Microglia regulate neuronal activity via structural remodeling of astrocytes, 2025, Gu et al.

Chandelier

Established Member (Voting Rights)
Published version (paywalled): https://www.cell.com/neuron/abstract/S0896-6273(25)00551-3

Preprint (open access): https://www.biorxiv.org/content/10.1101/2025.02.18.638874v1.full

Highlights​

• A high-salt diet induces accumulation of reactive microglia around vasopressin neurons
• Reactive microglia prune astrocytic processes surrounding vasopressin neurons
• Astrocyte pruning leads to glutamate spillover, increasing vasopressin neuron activity
• Microglia-mediated increases in neuronal activity lead to salt-dependent hypertension

Summary​

Neuron-glia interactions play a central role in regulating synaptic transmission and neuronal excitability.
The structural plasticity of astrocytes is associated with numerous physiological and pathological conditions; however, the mechanism underlying this process remains unknown.
To examine the basis for structural astrocyte plasticity, we used the classic example of the loss of astrocytic processes that takes place in the rat hypothalamic magnocellular system during chronic high-salt intake.
We discovered that a high-salt diet triggers a local accumulation of reactive microglia around vasopressin-secreting neurons but not in other brain areas.
Microglia phagocytose astrocytic processes, reducing astrocytic coverage of vasopressin neurons.

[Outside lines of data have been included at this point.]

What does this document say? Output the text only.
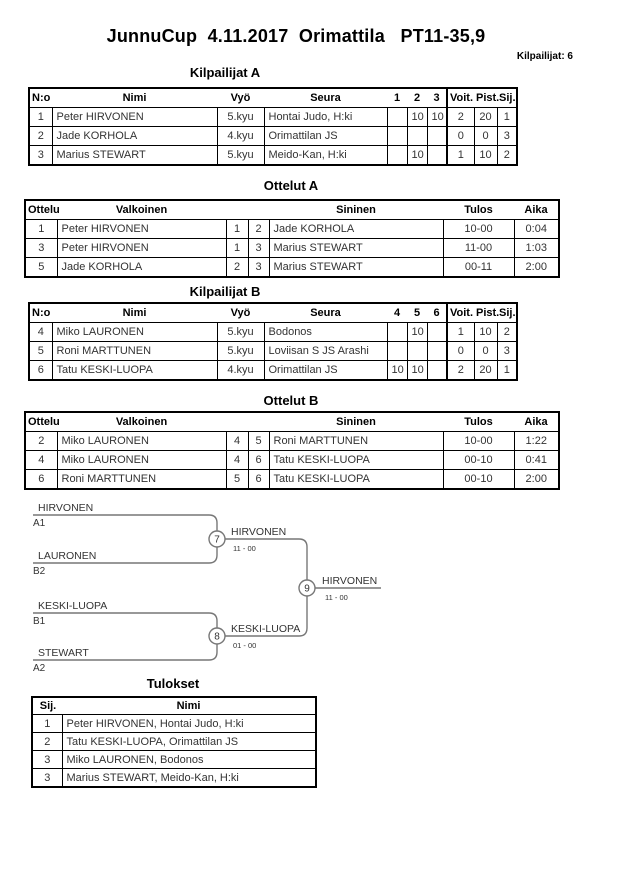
JunnuCup  4.11.2017  Orimattila   PT11-35,9
Kilpailijat: 6
Kilpailijat A
N:o	Nimi	Vyö	Seura	1	2	3	Voit.	Pist.	Sij.
1	Peter HIRVONEN	5.kyu	Hontai Judo, H:ki		10	10	2	20	1
2	Jade KORHOLA	4.kyu	Orimattilan JS				0	0	3
3	Marius STEWART	5.kyu	Meido-Kan, H:ki		10		1	10	2
Ottelut A
Ottelu	Valkoinen			Sininen	Tulos	Aika
1	Peter HIRVONEN	1	2	Jade KORHOLA	10-00	0:04
3	Peter HIRVONEN	1	3	Marius STEWART	11-00	1:03
5	Jade KORHOLA	2	3	Marius STEWART	00-11	2:00
Kilpailijat B
N:o	Nimi	Vyö	Seura	4	5	6	Voit.	Pist.	Sij.
4	Miko LAURONEN	5.kyu	Bodonos		10		1	10	2
5	Roni MARTTUNEN	5.kyu	Loviisan S JS Arashi				0	0	3
6	Tatu KESKI-LUOPA	4.kyu	Orimattilan JS	10	10		2	20	1
Ottelut B
Ottelu	Valkoinen			Sininen	Tulos	Aika
2	Miko LAURONEN	4	5	Roni MARTTUNEN	10-00	1:22
4	Miko LAURONEN	4	6	Tatu KESKI-LUOPA	00-10	0:41
6	Roni MARTTUNEN	5	6	Tatu KESKI-LUOPA	00-10	2:00
HIRVONEN
A1
LAURONEN
B2
KESKI-LUOPA
B1
STEWART
A2
7
8
9
HIRVONEN
11 - 00
KESKI-LUOPA
01 - 00
HIRVONEN
11 - 00
Tulokset
Sij.	Nimi
1	Peter HIRVONEN, Hontai Judo, H:ki
2	Tatu KESKI-LUOPA, Orimattilan JS
3	Miko LAURONEN, Bodonos
3	Marius STEWART, Meido-Kan, H:ki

The pruning of astrocytic processes impairs synaptic glutamate clearance, enabling activation of extrasynaptic glutamate NMDA receptors and increasing the activity of vasopressin neurons.
Inhibiting microglia-mediated astrocyte pruning attenuates the increased neuronal activity and vasopressin-dependent hypertensive phenotype of rats fed a high-salt diet. Thus, microglia orchestrate neuron-glia interactions and regulate neuronal activity through astrocyte pruning.

Ning Gu1 ∙ Olena Makashova1 ∙ Celeste Laporte1 ∙ Chris Qilongyue Chen1 ∙ Banruo Li1 ∙ Pierre-Marie Chevillard1 ∙ Graham Lean1 ∙ Jieyi Yang1 ∙ Calvin Wong2 ∙ Jonathan Fan2 ∙ Behrang Sharif3 ∙ Susana Puche Saud1 ∙ Misha Hubacek1 ∙ Katrina Y. Choe4 ∙ Margaret M. McCarthy5 ∙ Arkady Khoutorsky2 ∙ Charles W. Bourque6 ∙ Masha Prager-Khoutorsky1,7
 
People wonder why there's no clear evidence of abnormalities causing ME symptoms. This sort of undiscovered complexity is likely why. I expect there's some abnormality, such as nanoscopic structures on astrocyte processes, or the number of molecules in vesicles travelling short distances, that are not going to be obvious on today's brain scanning techniques.